I remember the first time I saw my father cry. I was 13-years-old. Daddy was sitting cross-legged on our front porch holding Moses, who was dying.
Moses, a husky German shepherd mix, had lived a long, loyal and much-loved life. It was his time to go, and he passed away peacefully in Daddy’s arms.
After we buried Moses in the backyard with a small memorial, we all missed him terribly. We had lost a treasured member of our family.
This Sunday, Sept. 10, I’ll be thinking of Moses and other pets who are no longer with us. National Pet Memorial Day on the second Sunday of September is a day to commemorate the pets we still hold in our hearts, even though we can no longer hold them in our arms.
We often hear from adopters about how lives have changed for the better after adoption — both animal and human. While most updates let us know how pets have settled into their new homes, we occasionally receive notice of a pet’s passing.
Recently, we heard from two different adopters who are grieving the loss of their pets.
Wilbur came into the shelter in 2010. A small and feisty 12-pound min pin Chihuahua mix, the then-unnamed stray had been running the streets of South Pasadena for weeks before he was captured by animal control. Sadly, no one came forward to claim him, but he soon found a wonderful home.
Thirteen years later in 2023, his adopter reached out to thank Pasadena Humane “for allowing me the privilege to know and care for the best dog that ever was.”

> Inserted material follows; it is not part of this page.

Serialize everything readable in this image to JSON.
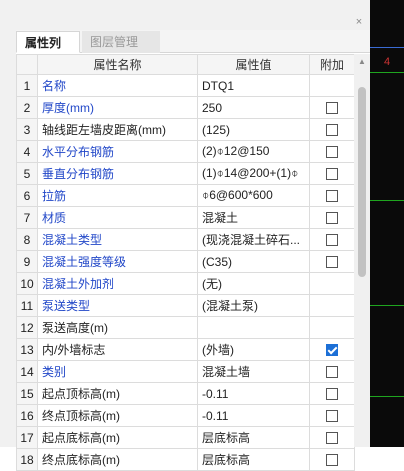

She shared, “During our many years together, Wilbur brought me so much love and joy with plenty of challenges sprinkled in along the way. He taught me patience, unconditional love and the responsibility of caring for another living being. Always one to seek out the sunniest spot in the room, Wilbur showed me how to find the bright spots in life.”
Twelve-year-old Koby was adopted in the summer of 2022, after being in and out of shelters and bouncing between homes. It takes an incredibly special soul to adopt a senior dog, and Koby made an indelible mark on his adopter’s life in the short time they had together.
After Koby’s recent death, his adopter sent us a sweet note and photos to remember him by…hoping we could share the memory of the “sweet Ange” that we cared for at Pasadena Humane before his adoption.
Moses, Wilbur, Koby, and countless other pets, are gone but not forgotten.
This Sunday, on National Pet Memorial Day, I encourage you to share the memory of a pet in your life. whether with friends and family who knew your pet well, by sharing your story with us on social media, or by donating to your favorite shelter in your pet’s memory.
You might also consider reaching out to someone who has recently lost a pet. It can be one of the hardest experiences people go through. Grieving a pet, like grieving the loss of human family members, can take months or even years.
National Pet Memorial Day is also a great day to spend a little extra time loving and appreciating the pets in our lives right now.
One thing is for sure, no matter how long you are graced with having a beloved pet dog, cat or critter in your life, the time is too short.
As Wilbur’s adopter shared, “I will forever be grateful for the time I had with Wilbur. It was not long enough, but I valued every second of it.”
Dia DuVernet is president and CEO of Pasadena Humane.